Denise Levertov’s Vietnam protest poems elicited a similar critical response, and the comparison is apt. Like Levertov, Gundy recognizes the privilege of his own security – one poem even begins “I’ve lived my life in safe places” – and this saves the collection from ever falling into apolitical retreat. But like Levertov, too, Gundy expresses his moral outrage from a comfortable domesticity in which distance, even and especially in the poems themselves, remains a safe default position. Levertov’s later Vietnam poems began to think through this notion of distance more fully, and I wonder if Gundy will fine-tune his instrument in a similar way as he continues to write lyrics that agitate for and advocate peace. 

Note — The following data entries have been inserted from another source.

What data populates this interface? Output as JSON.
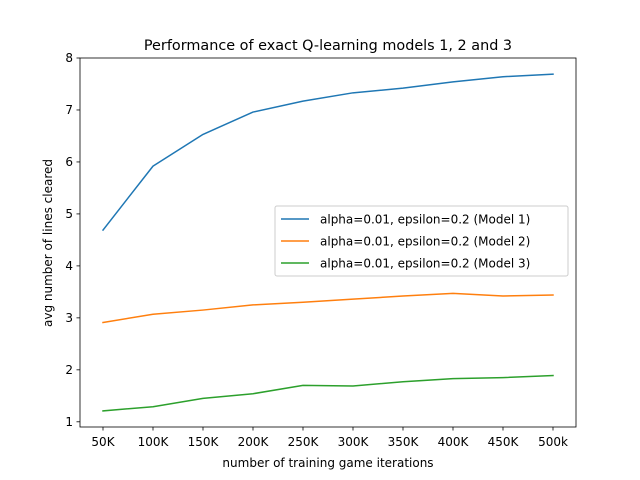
{
  "chart_data": {
    "type": "line",
    "title": "Performance of exact Q-learning models 1, 2 and 3",
    "xlabel": "number of training game iterations",
    "ylabel": "avg number of lines cleared",
    "categories": [
      "50K",
      "100K",
      "150K",
      "200K",
      "250K",
      "300K",
      "350K",
      "400K",
      "450K",
      "500k"
    ],
    "ylim": [
      0.9,
      8.0
    ],
    "yticks": [
      1,
      2,
      3,
      4,
      5,
      6,
      7,
      8
    ],
    "grid": false,
    "legend_position": "center-right",
    "series": [
      {
        "name": "alpha=0.01, epsilon=0.2 (Model 1)",
        "color": "#1f77b4",
        "values": [
          4.69,
          5.92,
          6.53,
          6.96,
          7.17,
          7.33,
          7.42,
          7.54,
          7.64,
          7.69
        ]
      },
      {
        "name": "alpha=0.01, epsilon=0.2 (Model 2)",
        "color": "#ff7f0e",
        "values": [
          2.91,
          3.07,
          3.15,
          3.25,
          3.3,
          3.36,
          3.42,
          3.47,
          3.42,
          3.44
        ]
      },
      {
        "name": "alpha=0.01, epsilon=0.2 (Model 3)",
        "color": "#2ca02c",
        "values": [
          1.21,
          1.29,
          1.45,
          1.54,
          1.7,
          1.69,
          1.77,
          1.83,
          1.85,
          1.89
        ]
      }
    ]
  }
}
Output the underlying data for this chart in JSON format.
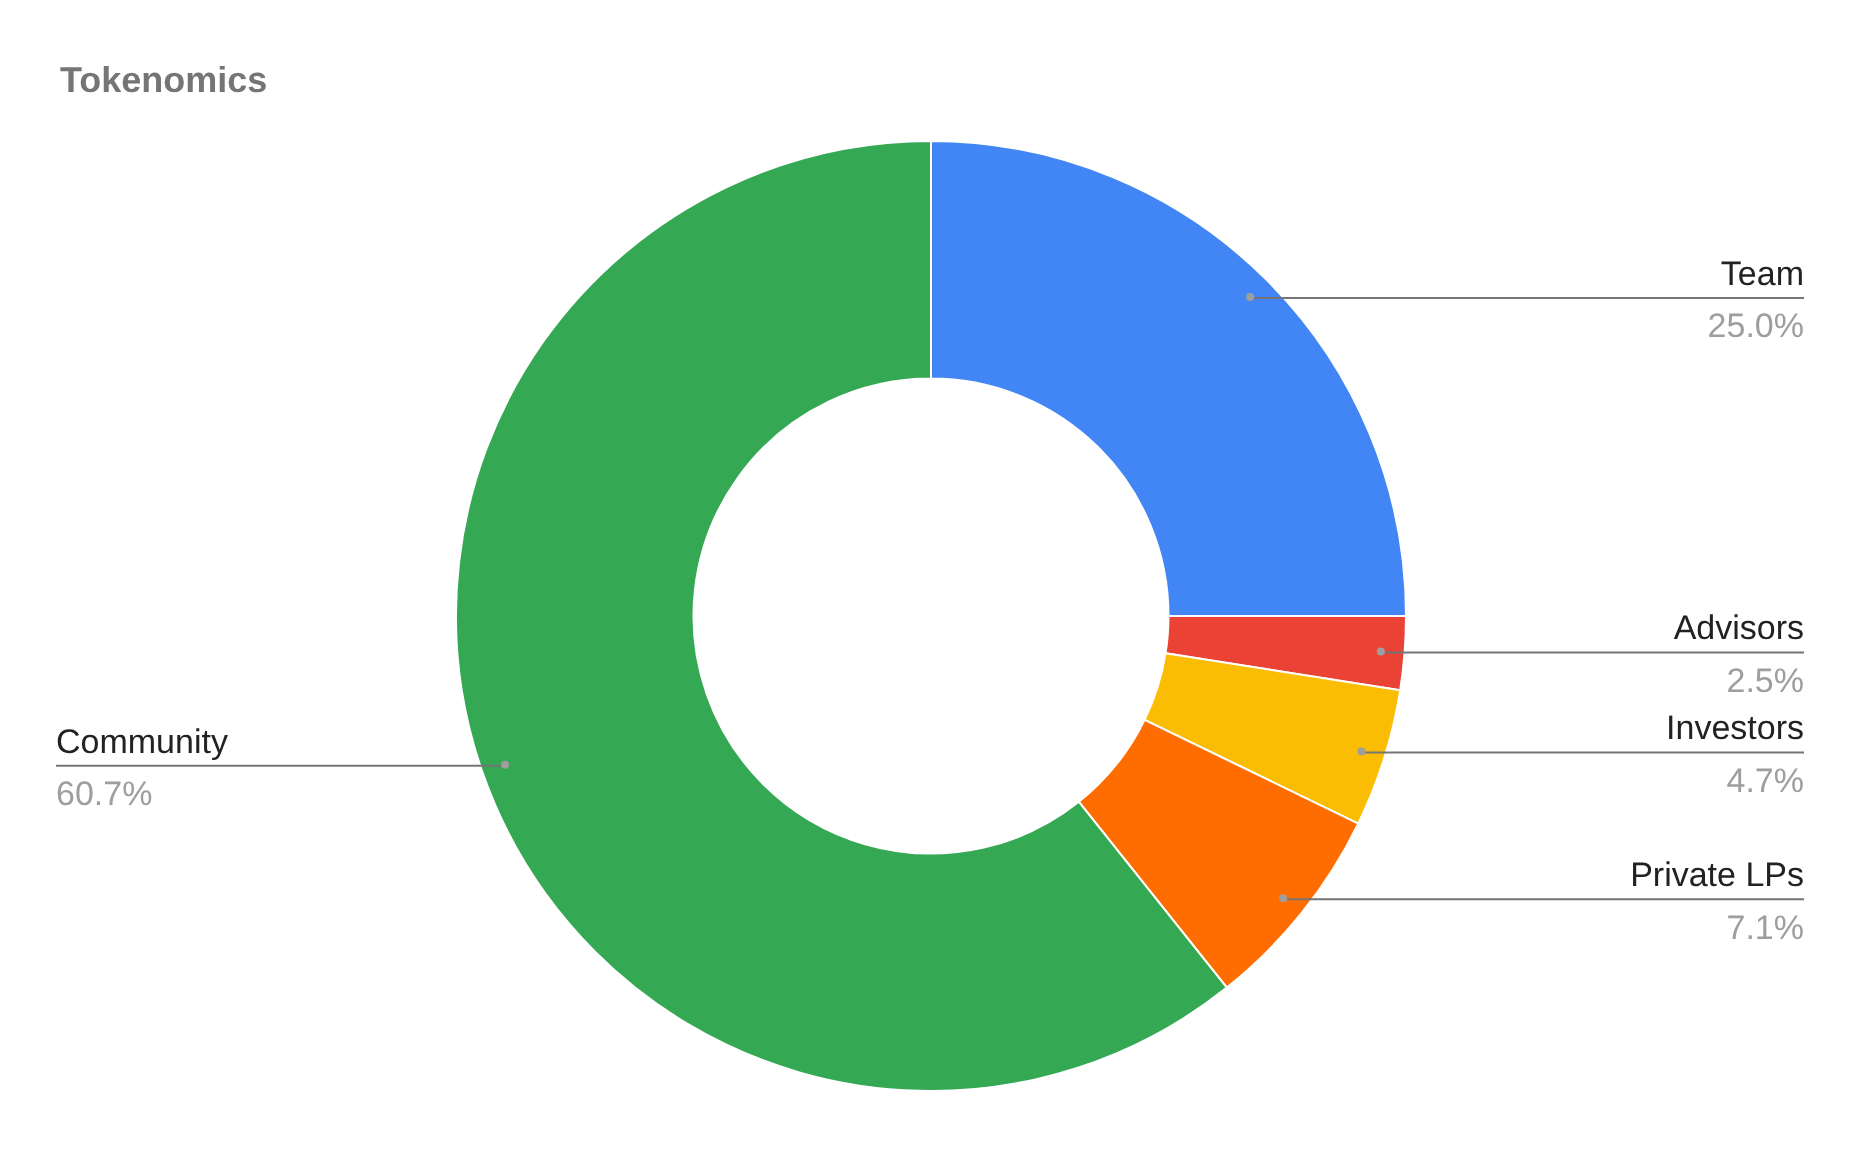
{
  "chart_data": {
    "type": "donut",
    "title": "Tokenomics",
    "categories": [
      "Team",
      "Advisors",
      "Investors",
      "Private LPs",
      "Community"
    ],
    "values": [
      25.0,
      2.5,
      4.7,
      7.1,
      60.7
    ],
    "colors": [
      "#4285f4",
      "#ea4335",
      "#fbbc04",
      "#ff6d01",
      "#34a853"
    ],
    "value_labels": [
      "25.0%",
      "2.5%",
      "4.7%",
      "7.1%",
      "60.7%"
    ],
    "legend": false
  }
}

Gundy’s Mennonite background and ethic are visible in this collection beyond what the poet himself, in a recent interview with Bethel College’s literary magazine YAWP!, labeled “the peace thing.” Gundy gently and humorously probes some of the tensions within his own Mennonite community as only someone deeply connected to a tradition can do. In “Fifty Billion Planets,” the “Peaceful Menno code” keeps the speaker from any version of an authentic response in his own classroom, and in “Further Notes on the Martyrs” the still-warm tongue screw of a martyr is picked up from the ashes by the orphaned child himself. As in earlier books, Abandoned Homeland makes visible the traces of a capacious reader. Largely through a series of epigraphs, Gundy generates a conversation among an eclectic set of interlocutors – Bob Dylan just pages away from Mary Oliver, and Brazilian theologian Rubem Alves knocking ideas around with Rainer Maria Rilke and Martin Luther King, Jr. Gundy’s poems revel in their intellectual heterogeneity, which offers the reader a delightfully unpredictable path through the book, one that is well worth walking. Put on your hiking boots before you start the collection, because these poems will remind you to get out into the world, for which, Gundy tells us, “a certain cockeyed hope is still required of us.”